Thursday, June 10, 2010

A quick Booking It update...

I got The Help! I got The Help! And it was A.MAZING.

First recommended by another Booking It participant, I thought this book sounded great from the first mention. I quickly put myself on the waiting list at our local library. I took my kiddo and niece into the library for Story Hour last Thursday and renewed a couple other books and then found a quiet corner to read. As I was leaving a little while later - the girls from the front desk hollered at me and said a book I had requested was ready (in the 45 minutes between renewing my books and leaving) and it was The Help by Kathryn Stockett. I was SOOOOOOOOOOOOO excited!

If you've read any Jodi Picoult then you've seen this style of writing...several people (in this case three women) telling the story every few chapters...each woman's story intertwining with the other stories. A #1 New York Times bestseller - this book is extremely well written and for so hard to even wrap my mind around.

Three women, Skeeter, Aibileen and Minny are living in Jackson, Mississippi in 1962...not all that extraordinary until you realize Skeeter is white and Aibileen and Minny are black and are maids for Skeeter's friends. And Jackson, Mississippi in the 1960's was not a friendly place to be for blacks or anyone who supported the movement of equality between blacks and whites.

Now...I don't claim to be a genius or to hide away from things that happened in the past or even currently but I sometimes have a hard time wrapping my mind around things. Events like 9/11 or Katrina hit me but I can't totally comprehend what happened in these places. I know about them because I'm a big news hound and will stay glued to the TV, newspapers and news websites for hours on end but really...unless you are there and experiencing it - how can one truly understand?

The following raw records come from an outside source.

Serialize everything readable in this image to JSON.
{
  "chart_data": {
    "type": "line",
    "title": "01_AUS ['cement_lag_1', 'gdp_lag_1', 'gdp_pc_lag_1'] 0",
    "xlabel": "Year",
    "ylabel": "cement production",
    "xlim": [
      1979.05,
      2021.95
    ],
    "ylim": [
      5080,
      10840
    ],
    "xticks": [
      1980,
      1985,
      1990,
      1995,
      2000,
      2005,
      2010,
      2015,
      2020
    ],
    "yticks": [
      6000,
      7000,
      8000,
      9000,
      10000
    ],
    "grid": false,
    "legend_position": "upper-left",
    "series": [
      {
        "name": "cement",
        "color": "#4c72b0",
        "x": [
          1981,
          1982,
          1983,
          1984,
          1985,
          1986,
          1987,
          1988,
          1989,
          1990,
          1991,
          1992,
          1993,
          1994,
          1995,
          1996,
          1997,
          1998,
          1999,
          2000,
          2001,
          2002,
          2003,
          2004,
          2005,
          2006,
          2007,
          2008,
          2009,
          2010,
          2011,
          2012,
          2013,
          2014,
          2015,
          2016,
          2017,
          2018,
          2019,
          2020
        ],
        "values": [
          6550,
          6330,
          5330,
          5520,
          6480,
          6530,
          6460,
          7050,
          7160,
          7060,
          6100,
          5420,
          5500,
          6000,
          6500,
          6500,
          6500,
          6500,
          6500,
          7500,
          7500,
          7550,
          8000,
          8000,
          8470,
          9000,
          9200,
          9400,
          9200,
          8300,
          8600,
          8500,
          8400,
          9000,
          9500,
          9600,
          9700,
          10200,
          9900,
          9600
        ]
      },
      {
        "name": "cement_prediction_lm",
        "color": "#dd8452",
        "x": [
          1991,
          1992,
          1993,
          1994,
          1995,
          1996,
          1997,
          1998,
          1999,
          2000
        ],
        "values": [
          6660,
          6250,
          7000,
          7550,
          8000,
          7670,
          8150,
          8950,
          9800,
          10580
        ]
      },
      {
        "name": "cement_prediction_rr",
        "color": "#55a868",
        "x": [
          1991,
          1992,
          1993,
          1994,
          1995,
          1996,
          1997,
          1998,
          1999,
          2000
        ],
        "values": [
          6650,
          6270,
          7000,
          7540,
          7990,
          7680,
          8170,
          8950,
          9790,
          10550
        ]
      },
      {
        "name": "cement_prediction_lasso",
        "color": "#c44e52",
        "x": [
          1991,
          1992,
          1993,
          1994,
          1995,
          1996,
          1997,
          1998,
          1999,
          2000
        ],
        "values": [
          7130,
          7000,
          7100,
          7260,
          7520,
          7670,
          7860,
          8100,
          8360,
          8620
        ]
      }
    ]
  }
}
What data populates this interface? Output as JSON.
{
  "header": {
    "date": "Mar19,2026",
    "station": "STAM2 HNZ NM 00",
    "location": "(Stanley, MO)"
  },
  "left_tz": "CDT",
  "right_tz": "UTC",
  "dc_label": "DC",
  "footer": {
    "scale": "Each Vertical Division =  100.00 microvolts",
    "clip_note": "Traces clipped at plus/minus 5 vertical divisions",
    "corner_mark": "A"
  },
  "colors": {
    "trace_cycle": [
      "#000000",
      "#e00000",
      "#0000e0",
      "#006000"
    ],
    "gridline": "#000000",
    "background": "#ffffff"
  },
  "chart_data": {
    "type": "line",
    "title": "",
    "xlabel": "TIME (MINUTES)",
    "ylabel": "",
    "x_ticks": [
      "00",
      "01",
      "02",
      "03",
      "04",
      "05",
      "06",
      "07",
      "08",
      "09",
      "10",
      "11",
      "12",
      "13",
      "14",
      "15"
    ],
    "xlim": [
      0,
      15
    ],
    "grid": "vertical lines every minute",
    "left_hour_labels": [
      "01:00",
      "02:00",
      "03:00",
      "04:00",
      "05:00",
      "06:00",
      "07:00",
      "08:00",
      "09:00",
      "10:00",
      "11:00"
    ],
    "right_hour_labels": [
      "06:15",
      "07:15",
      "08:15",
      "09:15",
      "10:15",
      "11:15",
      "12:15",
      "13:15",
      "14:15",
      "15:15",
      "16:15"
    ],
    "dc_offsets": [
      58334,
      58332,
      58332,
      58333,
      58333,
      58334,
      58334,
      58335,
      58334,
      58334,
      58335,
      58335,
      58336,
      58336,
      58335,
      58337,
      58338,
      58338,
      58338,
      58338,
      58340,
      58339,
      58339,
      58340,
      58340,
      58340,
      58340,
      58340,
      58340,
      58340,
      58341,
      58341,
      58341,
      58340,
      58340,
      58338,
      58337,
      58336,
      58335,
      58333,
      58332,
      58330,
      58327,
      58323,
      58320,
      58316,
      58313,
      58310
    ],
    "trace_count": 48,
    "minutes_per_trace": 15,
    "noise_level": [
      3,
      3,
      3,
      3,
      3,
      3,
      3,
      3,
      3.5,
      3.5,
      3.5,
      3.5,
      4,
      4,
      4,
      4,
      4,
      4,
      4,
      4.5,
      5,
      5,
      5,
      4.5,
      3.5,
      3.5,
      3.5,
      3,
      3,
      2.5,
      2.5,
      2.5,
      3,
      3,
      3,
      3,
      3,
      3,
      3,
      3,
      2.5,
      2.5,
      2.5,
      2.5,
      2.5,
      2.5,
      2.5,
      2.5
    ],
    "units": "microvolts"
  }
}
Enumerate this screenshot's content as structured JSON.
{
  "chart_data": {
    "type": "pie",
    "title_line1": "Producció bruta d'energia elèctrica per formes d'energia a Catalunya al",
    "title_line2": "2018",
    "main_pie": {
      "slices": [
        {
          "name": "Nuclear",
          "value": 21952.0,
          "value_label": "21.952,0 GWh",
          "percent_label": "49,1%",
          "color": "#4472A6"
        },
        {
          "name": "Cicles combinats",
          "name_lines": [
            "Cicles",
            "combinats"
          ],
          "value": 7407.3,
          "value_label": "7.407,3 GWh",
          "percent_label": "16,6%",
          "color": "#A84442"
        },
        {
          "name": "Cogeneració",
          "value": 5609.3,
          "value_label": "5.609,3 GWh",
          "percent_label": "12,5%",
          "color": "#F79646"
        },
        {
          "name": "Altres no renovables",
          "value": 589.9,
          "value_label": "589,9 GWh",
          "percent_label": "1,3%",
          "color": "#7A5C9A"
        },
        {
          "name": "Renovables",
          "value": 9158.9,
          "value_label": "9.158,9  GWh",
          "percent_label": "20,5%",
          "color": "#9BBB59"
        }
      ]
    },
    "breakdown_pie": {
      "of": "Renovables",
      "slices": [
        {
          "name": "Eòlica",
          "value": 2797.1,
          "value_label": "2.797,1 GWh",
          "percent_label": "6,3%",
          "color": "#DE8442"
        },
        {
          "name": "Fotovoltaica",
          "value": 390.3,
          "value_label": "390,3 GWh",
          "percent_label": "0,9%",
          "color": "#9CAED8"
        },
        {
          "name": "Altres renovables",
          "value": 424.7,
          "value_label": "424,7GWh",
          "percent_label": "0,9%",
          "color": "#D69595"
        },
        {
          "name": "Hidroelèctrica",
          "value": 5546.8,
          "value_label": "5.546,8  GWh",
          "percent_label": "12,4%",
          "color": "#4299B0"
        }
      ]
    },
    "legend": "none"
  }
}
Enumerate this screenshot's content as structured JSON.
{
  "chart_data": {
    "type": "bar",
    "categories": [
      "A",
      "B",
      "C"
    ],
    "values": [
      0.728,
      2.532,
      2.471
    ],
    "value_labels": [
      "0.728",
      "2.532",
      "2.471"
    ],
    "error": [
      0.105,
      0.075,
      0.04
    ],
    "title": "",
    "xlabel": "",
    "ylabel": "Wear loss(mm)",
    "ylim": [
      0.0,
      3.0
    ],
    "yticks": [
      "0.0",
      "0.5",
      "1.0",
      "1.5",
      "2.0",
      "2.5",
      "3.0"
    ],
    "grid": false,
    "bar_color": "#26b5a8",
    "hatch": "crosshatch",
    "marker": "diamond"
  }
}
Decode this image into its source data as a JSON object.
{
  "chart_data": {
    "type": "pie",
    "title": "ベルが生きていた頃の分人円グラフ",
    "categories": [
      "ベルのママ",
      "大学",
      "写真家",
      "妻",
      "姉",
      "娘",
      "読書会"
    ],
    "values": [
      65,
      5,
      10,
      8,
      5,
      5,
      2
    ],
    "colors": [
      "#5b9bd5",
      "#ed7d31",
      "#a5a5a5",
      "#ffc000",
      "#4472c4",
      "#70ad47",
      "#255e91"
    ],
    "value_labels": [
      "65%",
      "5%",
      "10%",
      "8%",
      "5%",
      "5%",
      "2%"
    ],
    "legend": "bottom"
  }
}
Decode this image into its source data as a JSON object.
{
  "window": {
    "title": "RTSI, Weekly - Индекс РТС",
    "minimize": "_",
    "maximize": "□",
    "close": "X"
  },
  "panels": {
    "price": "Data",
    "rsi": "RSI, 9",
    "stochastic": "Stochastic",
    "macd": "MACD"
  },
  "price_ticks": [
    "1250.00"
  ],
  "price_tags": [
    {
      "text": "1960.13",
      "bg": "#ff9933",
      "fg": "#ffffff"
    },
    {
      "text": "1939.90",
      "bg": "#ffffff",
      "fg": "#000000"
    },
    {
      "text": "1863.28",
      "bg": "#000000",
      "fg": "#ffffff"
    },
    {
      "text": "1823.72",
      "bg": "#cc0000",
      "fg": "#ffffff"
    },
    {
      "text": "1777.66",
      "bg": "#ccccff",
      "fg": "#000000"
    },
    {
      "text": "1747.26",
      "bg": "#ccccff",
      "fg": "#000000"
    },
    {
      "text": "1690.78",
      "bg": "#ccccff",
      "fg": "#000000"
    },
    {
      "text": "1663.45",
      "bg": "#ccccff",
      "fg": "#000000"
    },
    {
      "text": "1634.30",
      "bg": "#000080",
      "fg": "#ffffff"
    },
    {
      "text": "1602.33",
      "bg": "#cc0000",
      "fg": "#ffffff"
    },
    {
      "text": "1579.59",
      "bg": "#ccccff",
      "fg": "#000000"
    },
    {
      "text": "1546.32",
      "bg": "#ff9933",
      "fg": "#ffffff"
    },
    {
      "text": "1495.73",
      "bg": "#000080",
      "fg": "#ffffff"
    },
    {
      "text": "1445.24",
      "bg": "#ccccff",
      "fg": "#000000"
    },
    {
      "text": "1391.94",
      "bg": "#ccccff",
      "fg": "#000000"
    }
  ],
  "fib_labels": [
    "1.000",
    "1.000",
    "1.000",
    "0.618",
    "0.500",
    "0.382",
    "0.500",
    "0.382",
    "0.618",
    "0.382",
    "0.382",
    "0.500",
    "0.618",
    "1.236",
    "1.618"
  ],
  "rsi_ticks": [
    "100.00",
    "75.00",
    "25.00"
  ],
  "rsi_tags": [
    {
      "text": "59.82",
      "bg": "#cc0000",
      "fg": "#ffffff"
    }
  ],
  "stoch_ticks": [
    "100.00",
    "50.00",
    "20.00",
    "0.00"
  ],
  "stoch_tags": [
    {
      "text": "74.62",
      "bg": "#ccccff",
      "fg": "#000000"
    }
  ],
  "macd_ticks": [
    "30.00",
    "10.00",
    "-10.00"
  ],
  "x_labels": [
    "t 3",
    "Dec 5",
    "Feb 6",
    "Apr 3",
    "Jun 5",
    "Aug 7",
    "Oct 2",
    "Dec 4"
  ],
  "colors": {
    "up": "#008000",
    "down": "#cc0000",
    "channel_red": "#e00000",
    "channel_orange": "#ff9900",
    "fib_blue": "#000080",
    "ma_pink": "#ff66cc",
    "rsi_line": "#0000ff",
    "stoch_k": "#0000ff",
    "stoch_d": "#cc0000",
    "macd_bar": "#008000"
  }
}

This book is the same thing...I know the history of the United States and slavery and how poorly blacks were treated but really? In 1962? This was happening? Really!? My mom was 10-years-old in 1962 and for some reason I just can't see my family having a maid (well, for one they were poor and for two they lived in Northern Indiana) and maybe if they had lived in Mississippi they would have but to me 1962 doesn't seem that long ago and it seems like the kind of treatment that happened in this book should have been long over...but I also know that it still happens - even today in 2010. It is just hard for me to even understand.

The flap says, "Seemingly as different from one another as can be, these women will nonetheless come together for a clandestine project that will put them all at risk. And why? Because they are suffocating within the lines that define their town and their times. And sometimes lines are made to be crossed."

An incredibly moving story...this is one book you shouldn't miss and one book you won't be able to put down until you've read every single page.


  1. I came over from and wanted to let you know ... that for most of us white Southerners, we did have a black family maid and this book is spot on. I would like to think that life didn't happen quite like this or that it was in another century, but I think that is what makes The Help such a best seller... it IS the story of those times.
    However, many of us feel like our black maids were and are our family members and we treat them as such. I am fortunate to still have my maid as a friend(in her late 80's now) who is like a second mother to me and my children. Her family thinks we are their family, too. I am part of that new generation which changed our tune with the civil rights movement and my son has been raised to be truly color blind, thanks to having friends of all races and ethnicities. What we can do in the name of love is huge.